The role of obstructive sleep apnea in tonsillectomyrelated malpractice claims remains somewhat controversial. With an increase in obesity, with an increase in the diagnosis of sleep apnea, with an increase in ambulatory surgeries, otolaryngologists and anesthesiologists would appear to be increasingly exposed to new areas of liability. Also, with the shift in the indications for tonsillectomy from recurrent infections in the 1970s to treatment of sleep apnea more recently, it would appear that both otolaryngologists and anesthesiologists are similarly being exposed to increasing liability when treating this growing population of patients with documented sleep apnea.
For those patients without documented sleep apnea, only formal polysomnography (PSG) can provide such documentation; due to the (geographic and financial) inaccessibility of PSG for many patients, such a study may not be available. As there are no clinical metrics that diagnosis OSAS other than PSG, a diagnosis based on patient reporting, family reporting and other clinical symptoms alone may under-diagnose a significant proportion of patients with true OSAS.
While most otolaryngologists and anesthesiologists are familiar with postoperative post-obstructive “flash” pulmonary edema that often occurs after tonsillectomy in a patient with OSAS, some studies also suggest that the frequent episodes of hypoxemia associated with OSAS result in increased opioid sensitivity of mu-receptors such that a normal dose of opioid can be a relative overdose in patients with OSAS. Posttonsillectomy complications also appear to be more commonly associated with OSAS in younger children. The obvious fact that smaller children have smaller and more difficult airways is another important factor. Another recent report published in Pediatrics in 2012 documented that while younger white children received less opioid doses after tonsillectomy than black children, white children had higher numbers of opioidrelated adverse events.
The most commonly reported opioids associated with post-tonsillectomy claims were codeine, morphine, fentanyl and meperidine. Despite its well-known efficacy and safety problems, codeine remains one of the mostly commonly prescribed opioids for home pain management after adenotonsillectomy in the US likely due to cost, availability and perceived safety. Black box warnings were issued in 2013 by the FDA against the use of codeine following tonsillectomy in children. Ultra-rapid metabolizers of codeine have greatly enhanced rate of conversion of codeine to morphine in the blood stream rapidly increasing the possibility of morphine toxicity with associated respiratory depression and death.
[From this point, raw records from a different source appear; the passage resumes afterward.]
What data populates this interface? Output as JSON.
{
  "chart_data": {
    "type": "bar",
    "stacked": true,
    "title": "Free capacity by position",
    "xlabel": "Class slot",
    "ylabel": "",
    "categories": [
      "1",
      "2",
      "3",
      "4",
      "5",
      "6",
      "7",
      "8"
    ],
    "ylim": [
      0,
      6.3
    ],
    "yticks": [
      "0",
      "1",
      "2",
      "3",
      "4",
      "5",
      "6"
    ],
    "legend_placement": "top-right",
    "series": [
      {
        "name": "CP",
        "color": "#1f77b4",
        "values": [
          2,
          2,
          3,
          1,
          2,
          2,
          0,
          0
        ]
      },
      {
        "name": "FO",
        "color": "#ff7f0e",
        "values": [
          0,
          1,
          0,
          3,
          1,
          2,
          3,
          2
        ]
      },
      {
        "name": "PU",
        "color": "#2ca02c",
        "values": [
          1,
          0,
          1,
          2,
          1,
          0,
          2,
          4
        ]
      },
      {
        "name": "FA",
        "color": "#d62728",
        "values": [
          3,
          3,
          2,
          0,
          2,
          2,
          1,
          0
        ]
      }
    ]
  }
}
These risks are not limited to codeine but are associated with all other opioids.
Many otolaryngologists have already switched to protocols which maximize analgesia provided by non-opioids administered on a scheduled basis (choosing medications which do not simultaneously increase the risk of bleeding such as acetaminophen) while reserving the lowest effective dose of opioids not dependent upon pathways present in “ultrametabolizers” on a limited and as needed basis such as hydromorphone, oxycodone and morphine with detailed safety instructions to parents and patients about potential side effects and appropriate use.
Many studies suggest less pain and postoperative nausea is associated with a pre-operative dose of dexamethasone; a recent 2014 report suggests that significant variations persists around the US in the use of perioperative antibiotics, dexamethasone and analgesics.